Poland's battery revenue stack is forecasted to change significantly over the next decade; shallow ancillary service markets mean near-term saturation is inevitable as GWs of batteries begin to connect.

A volatile day-ahead market driven by a fast-evolving generation mix, demand growth and low flexibility will keep spreads high, but are spreads alone able to sustain the growing battery fleet?

Key takeaways

  • A four-hour battery earns €366,000/MW-year in 2027, falls to a €146,000 trough by 2030 as balancing saturates, then recovers toward €170,000 by the late 2030s as day-ahead spreads widen.
  • Coal and lignite retire from 25 GW to zero by 2050; more than 75 GW of new solar, wind, gas, nuclear and batteries connect to replace them and meet demand growth from 172 to 228 TWh.
  • Ancillary services provide around 80% of battery revenue in 2026 but under a tenth by 2030, as the fleet scales past 8 GW and the aFRR capacity price falls from €46 to €14 /MW/h.

Modo Energy’s Poland BESS Revenue forecast is live

Users can run two forecasts for free in the Forecast Library.

Book a demo to walk through your results with our modeling team or ask Ko, our Ai analyst.


Peak load rises to 35 GW by 2050

Poland's winter peak demand rises from 25 GW today to 35 GW by 2050, and its summer peak from 22 GW to 31 GW. Annual consumption grows in step, from 172 TWh today to 228 TWh by 2050.

The growth is front-loaded and almost entirely due to electrification. PSE, the Polish TSO, attributes around 90% of the increase to electric vehicles, heat pumps and the electrification of heat. The near-term rate of 1.6% a year runs ahead of the 1.2% long-term average.

Poland targets gas as firm capacity to replace its ageing coal fleet

Coal and lignite make up 40% of Poland's installed capacity, around 25 GW. All of it retires by 2050, removing the baseload that has supported the Polish power system for decades.

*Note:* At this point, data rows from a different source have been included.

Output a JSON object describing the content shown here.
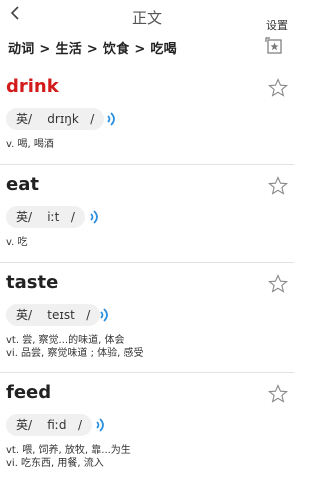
{
  "header": {
    "title": "正文",
    "settings_label": "设置"
  },
  "breadcrumb": "动词 > 生活 > 饮食 > 吃喝",
  "colors": {
    "highlight_word": "#d31b1b",
    "speaker_blue": "#2b8fe0"
  },
  "words": [
    {
      "word": "drink",
      "phonetic": "英/    drɪŋk   /",
      "definitions": [
        "v.  喝, 喝酒"
      ]
    },
    {
      "word": "eat",
      "phonetic": "英/    iːt   /",
      "definitions": [
        "v.  吃"
      ]
    },
    {
      "word": "taste",
      "phonetic": "英/    teɪst   /",
      "definitions": [
        "vt.  尝, 察觉...的味道, 体会",
        "vi.  品尝, 察觉味道 ; 体验, 感受"
      ]
    },
    {
      "word": "feed",
      "phonetic": "英/    fiːd   /",
      "definitions": [
        "vt.  喂, 饲养, 放牧, 靠...为生",
        "vi.  吃东西, 用餐, 流入"
      ]
    }
  ]
}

The retirements are front-loaded, with 6 GW coming offline between 2026 and 2030 alone - and gas, nuclear, and renewables step in to fill the gap they leave.

Gas is Poland's near-term bet. New CCGTs and OCGTs grow the gas fleet from 8 to 16 GW, supported by new floating LNG import terminals at Gdańsk (the FSRU 1 and 2 regasification units), and act as the transition fuel.

They will provide reliable winter baseload when solar output is low, and added flexibility across spring and summer. The first 3.5 GW of nuclear then arrives around 2040 to provide firm low-carbon generation.